Suddenly, in the midst of a pandemic, I become the kind of person who wakes up at five in the morning. It’s less of a choice and more of a bid to not go insane. Or a choice to dissuade the insanity, at least. 

I’m working full time at an elementary school in a program that’s meant to teach kids Social Emotional skills, but really seems to be more of a place to store misfit children who disrupt the mainstream classes with needs that none of the adults in the room seem to know how to meet. I love my students almost immediately. I have nightmares that they’re standing in a house on a barren plot of land and there’s a tornado approaching. I have dreams that I see them in the street long after I leave the job, and when I see them, they’re still kids and nothing bad has happened to them (other than the things that already did happen, that is). This is all to say that when I got home from work, in the midst of the pandemic, from the kids that none of could figure out how to care for, I sat in the parkade below my apartment building in silence for fifteen or twenty minutes and waited for the panic in my chest to subside.

I was in school so that I could get a different job, and I was trying to write every day, but mostly I felt like I woke up and fell right into my workday, and then came home and pulled my dog around the block and tried to feed myself something that had grown out of the ground instead of something that never expired, and then I lay on my couch and stared at the ceiling and wondered when something would give. 

I started waking up at five because I realized it was the only time in the day that I could carve out to make things. Historically, I’m not a morning person, but I couldn’t shake the feeling that I was living to work and working just to pay bills and the days were getting shorter and shorter, time passing idly. 

At five in the morning in Vancouver during the fall and winter months, things are dark and silent and the world belongs just to me, briefly. I spend an hour or two writing or drawing or knitting or listening to music. I sit on the floor and drag my dog’s stuffed squirrel along the floor and in circles around my legs and my dog goes wild, happy in our morning hours when the world belongs just to us, briefly. Sometimes I pray, even though I didn’t grow up religious and I don’t know who I’m praying to, or how to pray, or whether prayer works, or anything else, but still, sometimes I pray. 

And slowly, slowly, a shift occurs. The frustrated knot in my chest unfurls, if only a little. I look forward to going to bed earlier to wake up earlier.
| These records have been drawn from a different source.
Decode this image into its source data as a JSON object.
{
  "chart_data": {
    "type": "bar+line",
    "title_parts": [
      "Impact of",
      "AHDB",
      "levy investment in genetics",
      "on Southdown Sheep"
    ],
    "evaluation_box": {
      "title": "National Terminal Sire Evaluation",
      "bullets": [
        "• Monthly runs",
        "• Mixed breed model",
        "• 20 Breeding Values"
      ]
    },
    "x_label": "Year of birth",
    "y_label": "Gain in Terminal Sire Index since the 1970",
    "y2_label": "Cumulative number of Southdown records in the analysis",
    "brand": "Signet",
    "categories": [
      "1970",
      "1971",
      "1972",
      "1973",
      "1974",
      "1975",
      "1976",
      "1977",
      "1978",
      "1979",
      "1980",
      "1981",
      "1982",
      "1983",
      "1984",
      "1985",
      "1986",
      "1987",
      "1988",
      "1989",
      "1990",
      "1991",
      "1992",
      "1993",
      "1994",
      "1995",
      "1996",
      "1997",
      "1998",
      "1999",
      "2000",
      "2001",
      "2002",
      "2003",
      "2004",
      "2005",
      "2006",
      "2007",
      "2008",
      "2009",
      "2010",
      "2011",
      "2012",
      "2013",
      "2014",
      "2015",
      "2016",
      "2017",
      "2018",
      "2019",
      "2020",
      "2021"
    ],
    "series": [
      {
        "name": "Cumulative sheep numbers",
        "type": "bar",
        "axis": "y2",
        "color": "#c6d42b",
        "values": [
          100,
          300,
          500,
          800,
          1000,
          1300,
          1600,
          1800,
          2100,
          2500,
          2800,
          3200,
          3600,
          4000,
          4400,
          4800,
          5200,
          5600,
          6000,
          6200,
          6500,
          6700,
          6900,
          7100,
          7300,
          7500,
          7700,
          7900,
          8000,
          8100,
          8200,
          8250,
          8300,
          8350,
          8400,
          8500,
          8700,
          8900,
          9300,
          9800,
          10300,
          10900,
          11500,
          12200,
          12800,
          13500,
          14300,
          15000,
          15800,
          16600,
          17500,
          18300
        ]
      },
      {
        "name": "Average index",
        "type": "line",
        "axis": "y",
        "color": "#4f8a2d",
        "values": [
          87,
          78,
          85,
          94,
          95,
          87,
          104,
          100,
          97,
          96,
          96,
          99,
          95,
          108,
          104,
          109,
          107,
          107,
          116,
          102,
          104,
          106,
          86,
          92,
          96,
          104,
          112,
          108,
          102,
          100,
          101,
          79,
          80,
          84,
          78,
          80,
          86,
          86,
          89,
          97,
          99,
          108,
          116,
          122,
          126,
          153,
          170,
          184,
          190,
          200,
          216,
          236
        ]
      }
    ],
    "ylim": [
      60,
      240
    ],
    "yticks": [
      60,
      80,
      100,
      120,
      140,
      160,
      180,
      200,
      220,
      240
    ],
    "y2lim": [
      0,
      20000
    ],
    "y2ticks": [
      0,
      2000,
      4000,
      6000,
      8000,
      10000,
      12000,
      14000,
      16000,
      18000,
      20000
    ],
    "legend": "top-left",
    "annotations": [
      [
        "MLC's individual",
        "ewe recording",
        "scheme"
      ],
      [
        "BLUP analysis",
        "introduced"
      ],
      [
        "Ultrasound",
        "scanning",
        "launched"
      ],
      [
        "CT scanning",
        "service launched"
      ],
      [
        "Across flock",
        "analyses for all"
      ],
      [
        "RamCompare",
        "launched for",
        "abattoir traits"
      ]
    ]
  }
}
I start to think in prose again, first lines appear on the sidewalk outside the school when I walk to the lake with the kids. More than anything, I keep going. 

I think it’s mostly the writing, the drawing, the moments of creativity that spring out of the silence of a sleeping world that make the days grow longer, more than a change of seasons or the value of my novice prayers. I really do. There’s this: a reason, a purpose to my days, hours existing outside of work, outside of all the strangeness of day-to-day discomforts and confusions and boredom and time spent lying on my couch wondering when something will give. 

I write this to try to remind myself to continue, and to offer it to whoever might need it. You don’t have to know how to do something well to do it, just like you don’t have to know who you’re praying to or why. You could scribble a self-portrait in the back of an old text book and it might make you feel better, or it might take your mind off things for a moment. You could unearth the balls of yarn from that have been sitting your cupboard and at least sit them on your kitchen table so you can look at them in the morning while you drink your coffee, and marvel at all the textures and possibilities of our little world. You could write a memory on the back of a library due date slip, something you’d forgotten until you were walking home, loaded down with bags of groceries, and the sky was just the shade of pink it was all those years ago. Just a little bit each day, a moment of time to remember our ability to create, to lose ourselves in something, if only briefly.